BEST TIPS FOR YOUR BIKRAM CLASS
Bikram's beginners yoga class is challenging, in the beginning, and even for practiced yogis. Bikram yoga otherwise know as the 26 & 2 always uses the same postures: two breathing exercises, 12 standing poses and 12 floor postures. Practiced in a room that’s warmed to a approximately 38 degreesC, the heat according to Bikram’s Yoga University of India, works to warm the muscles, making them more versatile and less prone to injury, but it also causes participants to sweat, assisting a deep cleanse for the body. Things to keep in mind to help you throughout the practice.
BREATHE Always Breathe
Even experienced Bikram yoga students can often find it challenging to breathe in the heated space. Concentrate on correct yogic breathing by inhaling and exhaling through the nose, which assists to slow the breath and soothe the nervous system. The aim is to find a rhythm which suits you, and over time, using your breath to encourage both strengthening and releasing within the postures. As your lung capacity and stamina increases, you’ll discover a better connection through your breath and the movements of your body.

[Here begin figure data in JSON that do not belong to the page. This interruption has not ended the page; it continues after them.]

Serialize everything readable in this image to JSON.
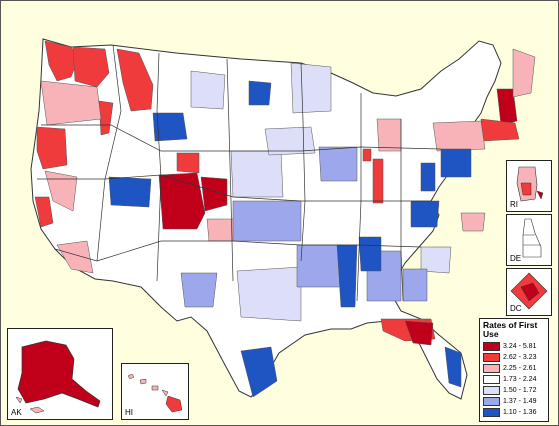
{
  "legend": {
    "title": "Rates of First Use",
    "classes": [
      {
        "label": "3.24 - 5.81",
        "color": "#c0001a"
      },
      {
        "label": "2.62 - 3.23",
        "color": "#ef3b3b"
      },
      {
        "label": "2.25 - 2.61",
        "color": "#f7b3b8"
      },
      {
        "label": "1.73 - 2.24",
        "color": "#ffffff"
      },
      {
        "label": "1.50 - 1.72",
        "color": "#dcdff7"
      },
      {
        "label": "1.37 - 1.49",
        "color": "#9da8ec"
      },
      {
        "label": "1.10 - 1.36",
        "color": "#1e55c2"
      }
    ]
  },
  "insets": {
    "ri": "RI",
    "de": "DE",
    "dc": "DC",
    "ak": "AK",
    "hi": "HI"
  },
  "colors": {
    "background": "#ffffe0",
    "ocean": "#ffffe0",
    "border": "#333333"
  }
}
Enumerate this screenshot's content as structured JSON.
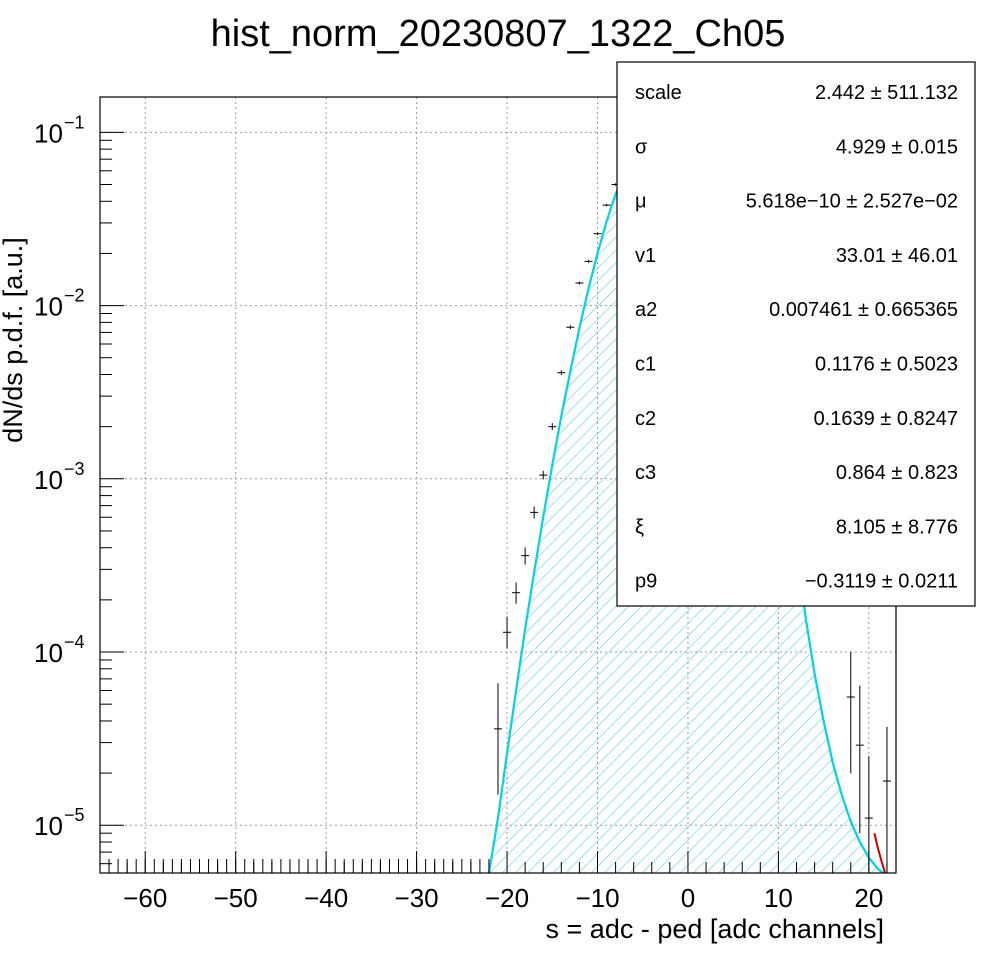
{
  "chart_data": {
    "type": "histogram",
    "title": "hist_norm_20230807_1322_Ch05",
    "xlabel": "s = adc - ped [adc channels]",
    "ylabel": "dN/ds p.d.f. [a.u.]",
    "xlim": [
      -65,
      23
    ],
    "ylim": [
      5.3e-06,
      0.16
    ],
    "yscale": "log",
    "grid": true,
    "x_ticks": [
      -60,
      -50,
      -40,
      -30,
      -20,
      -10,
      0,
      10,
      20
    ],
    "x_tick_labels": [
      "−60",
      "−50",
      "−40",
      "−30",
      "−20",
      "−10",
      "0",
      "10",
      "20"
    ],
    "y_ticks": [
      {
        "value": 0.1,
        "base": "10",
        "exp": "−1"
      },
      {
        "value": 0.01,
        "base": "10",
        "exp": "−2"
      },
      {
        "value": 0.001,
        "base": "10",
        "exp": "−3"
      },
      {
        "value": 0.0001,
        "base": "10",
        "exp": "−4"
      },
      {
        "value": 1e-05,
        "base": "10",
        "exp": "−5"
      }
    ],
    "fit_curve": {
      "color": "#00d4dc",
      "hatch_color": "#5fd0dc",
      "x": [
        -22,
        -21,
        -20,
        -19,
        -18,
        -17,
        -16,
        -15,
        -14,
        -13,
        -12,
        -11,
        -10,
        -9,
        -8,
        -7,
        -6,
        -5,
        -4,
        -3,
        -2,
        -1,
        0,
        1,
        2,
        3,
        4,
        5,
        6,
        7,
        8,
        9,
        10,
        11,
        12,
        13,
        14,
        15,
        16,
        17,
        18,
        19,
        20,
        21,
        21.6
      ],
      "y": [
        5.3e-06,
        1.1e-05,
        2.6e-05,
        6e-05,
        0.000135,
        0.00029,
        0.0006,
        0.0012,
        0.0023,
        0.0042,
        0.0074,
        0.0125,
        0.02,
        0.0305,
        0.044,
        0.058,
        0.07,
        0.077,
        0.0805,
        0.0815,
        0.0815,
        0.081,
        0.08,
        0.077,
        0.071,
        0.062,
        0.05,
        0.038,
        0.026,
        0.0165,
        0.0095,
        0.005,
        0.0024,
        0.00105,
        0.00042,
        0.00016,
        7.5e-05,
        4e-05,
        2.3e-05,
        1.5e-05,
        1.05e-05,
        8e-06,
        6.5e-06,
        5.6e-06,
        5.3e-06
      ]
    },
    "tail_curve": {
      "color": "#cc0000",
      "x": [
        20.6,
        21.0,
        21.4,
        21.8
      ],
      "y": [
        9e-06,
        7.4e-06,
        6.2e-06,
        5.3e-06
      ]
    },
    "data_points": {
      "color": "#000000",
      "x": [
        -21,
        -20,
        -19,
        -18,
        -17,
        -16,
        -15,
        -14,
        -13,
        -12,
        -11,
        -10,
        -9,
        -8,
        18,
        19,
        20,
        22
      ],
      "y": [
        3.6e-05,
        0.00013,
        0.00022,
        0.00036,
        0.00064,
        0.00105,
        0.002,
        0.0041,
        0.0075,
        0.0135,
        0.018,
        0.026,
        0.038,
        0.05,
        5.5e-05,
        2.9e-05,
        1.1e-05,
        1.8e-05
      ],
      "err_low": [
        2.1e-05,
        2.5e-05,
        3e-05,
        4e-05,
        5e-05,
        6e-05,
        9e-05,
        0.00012,
        0.00018,
        0.00025,
        0.00035,
        0.00045,
        0.0006,
        0.0008,
        3.5e-05,
        2e-05,
        8e-06,
        1.3e-05
      ],
      "err_high": [
        3e-05,
        3e-05,
        3.2e-05,
        4.2e-05,
        5.2e-05,
        6.2e-05,
        9.5e-05,
        0.00013,
        0.00019,
        0.00026,
        0.00036,
        0.00046,
        0.00062,
        0.00082,
        4.5e-05,
        3.5e-05,
        1.4e-05,
        1.9e-05
      ]
    },
    "bottom_ticks_x": [
      -64,
      -63,
      -62,
      -61,
      -60,
      -59,
      -58,
      -57,
      -56,
      -55,
      -54,
      -53,
      -52,
      -51,
      -50,
      -49,
      -48,
      -47,
      -46,
      -45,
      -44,
      -43,
      -42,
      -41,
      -40,
      -39,
      -38,
      -37,
      -36,
      -35,
      -34,
      -33,
      -32,
      -31,
      -30,
      -29,
      -28,
      -27,
      -26,
      -25,
      -24,
      -23,
      -22
    ]
  },
  "stats_box": {
    "rows": [
      {
        "name": "scale",
        "value": "2.442 ± 511.132"
      },
      {
        "name": "σ",
        "value": "4.929 ± 0.015"
      },
      {
        "name": "μ",
        "value": "5.618e−10 ± 2.527e−02"
      },
      {
        "name": "v1",
        "value": "33.01 ± 46.01"
      },
      {
        "name": "a2",
        "value": "0.007461 ± 0.665365"
      },
      {
        "name": "c1",
        "value": "0.1176 ± 0.5023"
      },
      {
        "name": "c2",
        "value": "0.1639 ± 0.8247"
      },
      {
        "name": "c3",
        "value": "0.864 ± 0.823"
      },
      {
        "name": "ξ",
        "value": "8.105 ± 8.776"
      },
      {
        "name": "p9",
        "value": "−0.3119 ± 0.0211"
      }
    ]
  }
}
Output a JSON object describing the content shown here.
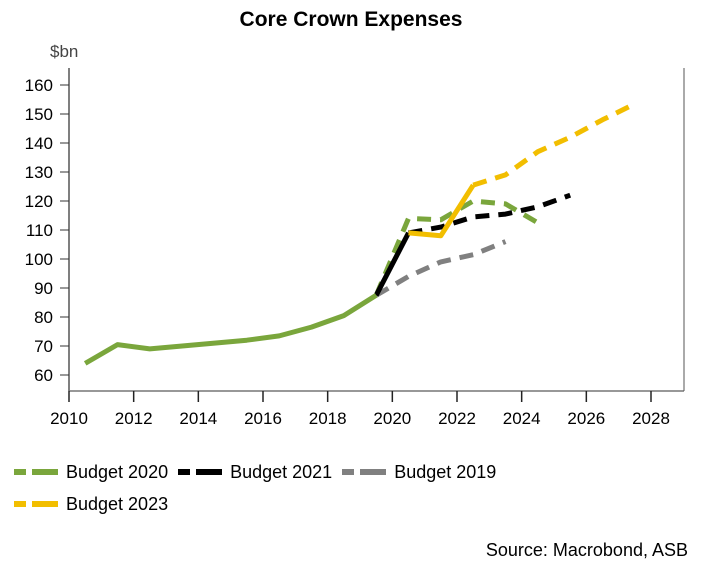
{
  "chart_data": {
    "type": "line",
    "title": "Core Crown Expenses",
    "ylabel": "$bn",
    "xlabel": "",
    "ylim": [
      60,
      160
    ],
    "xlim": [
      2010,
      2029
    ],
    "yticks": [
      60,
      70,
      80,
      90,
      100,
      110,
      120,
      130,
      140,
      150,
      160
    ],
    "xticks": [
      2010,
      2012,
      2014,
      2016,
      2018,
      2020,
      2022,
      2024,
      2026,
      2028
    ],
    "grid": false,
    "legend_position": "bottom",
    "source": "Source: Macrobond, ASB",
    "series": [
      {
        "name": "Budget 2019",
        "color": "#808080",
        "solid": {
          "x": [],
          "y": []
        },
        "dashed": {
          "x": [
            2019.5,
            2020.5,
            2021.5,
            2022.5,
            2023.5
          ],
          "y": [
            87.5,
            94,
            99,
            101.5,
            106
          ]
        }
      },
      {
        "name": "Budget 2020",
        "color": "#7aa63c",
        "solid": {
          "x": [
            2010.5,
            2011.5,
            2012.5,
            2013.5,
            2014.5,
            2015.5,
            2016.5,
            2017.5,
            2018.5,
            2019.5
          ],
          "y": [
            64,
            70.5,
            69,
            70,
            71,
            72,
            73.5,
            76.5,
            80.5,
            87.5
          ]
        },
        "dashed": {
          "x": [
            2019.5,
            2020.5,
            2021.5,
            2022.5,
            2023.5,
            2024.5
          ],
          "y": [
            87.5,
            114,
            113.5,
            120,
            119,
            112.5
          ]
        }
      },
      {
        "name": "Budget 2021",
        "color": "#000000",
        "solid": {
          "x": [
            2019.5,
            2020.5
          ],
          "y": [
            87.5,
            109
          ]
        },
        "dashed": {
          "x": [
            2020.5,
            2021.5,
            2022.5,
            2023.5,
            2024.5,
            2025.5
          ],
          "y": [
            109,
            111,
            114.5,
            115.5,
            118,
            122
          ]
        }
      },
      {
        "name": "Budget 2023",
        "color": "#f2be00",
        "solid": {
          "x": [
            2020.5,
            2021.5,
            2022.5
          ],
          "y": [
            109,
            108,
            125.5
          ]
        },
        "dashed": {
          "x": [
            2022.5,
            2023.5,
            2024.5,
            2025.5,
            2026.5,
            2027.5
          ],
          "y": [
            125.5,
            129,
            137,
            142,
            148,
            153.5
          ]
        }
      }
    ],
    "legend": [
      {
        "name": "Budget 2020",
        "color": "#7aa63c"
      },
      {
        "name": "Budget 2021",
        "color": "#000000"
      },
      {
        "name": "Budget 2019",
        "color": "#808080"
      },
      {
        "name": "Budget 2023",
        "color": "#f2be00"
      }
    ]
  }
}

Listen to the Instructions
As opposed to depending on past experience, listen to your teacher and attempt to perform each position exactly as described to the best of your ability. Allow the teachers voice to think for you, so often we go on autopilot, (teachers included)… which means our minds are somewhere else. By listening to the teacher and keeping in time with the instructions, we flow as one, remaining present and in tune with what is happening, this alone brings a strong sense of unity in the class as we all work together.
Focus on Alignment
While it may be tempting to push yourself into reaching the final and deepest expression of each posture, remember form is more important than depth. Keep form and then gradually go deeper.
Experiment With Different Class Times
If your schedule allows, attempt taking an early morning class. You may discover the postures appear more difficult, because the body hasn't been moving around for very long, however you'll be more in tune with the body both physically and mentally because the mind is less occupied in the mornings, and will remain more present having come from a calm state of rest, before the activities of the day mixes into our thoughts. After attending early morning classes frequently for a while, you could find afternoon or evening classes physically easier, finding more depth, but, with more awareness on where your body requires deeper attention.
Drink plenty of water throughout the day before your Bikram yoga class, or alternatively if you practice early hydrate well the day before. 8 Glasses of water a day is the average recommendation, therefore if practicing Bikram Yoga regularly, you may need more than the average 8 glasses. It is also important to replenish the minerals lost in our sweat. Investing in electrolyte replacements is essential to any Bikram Yoga practitioner or athlete.
Like any physical discipline, success with Bikram yoga takes some time. Preserving a routine practice will help you steadily improve. Know and remember that every journey started from somewhere... Frequency… precision… and intensity… these are three things that will unlock the treasures of Bikram yoga. Trust in the process, and the discipline will pay off.
Everyday is different, so don't be surprised if you start struggling with poses that were formerly easy for you, or if you go through a period where your practice is harder. Everyone who practices Bikram yoga experiences these obstacles regularly. Our lives are continually changing and evolving, as well as our physical state, therefore your practice will regularly change and develop. It will probably never ever become simple, which is exactly what makes Bikram yoga such a fulfilling practice, its always changing because we are.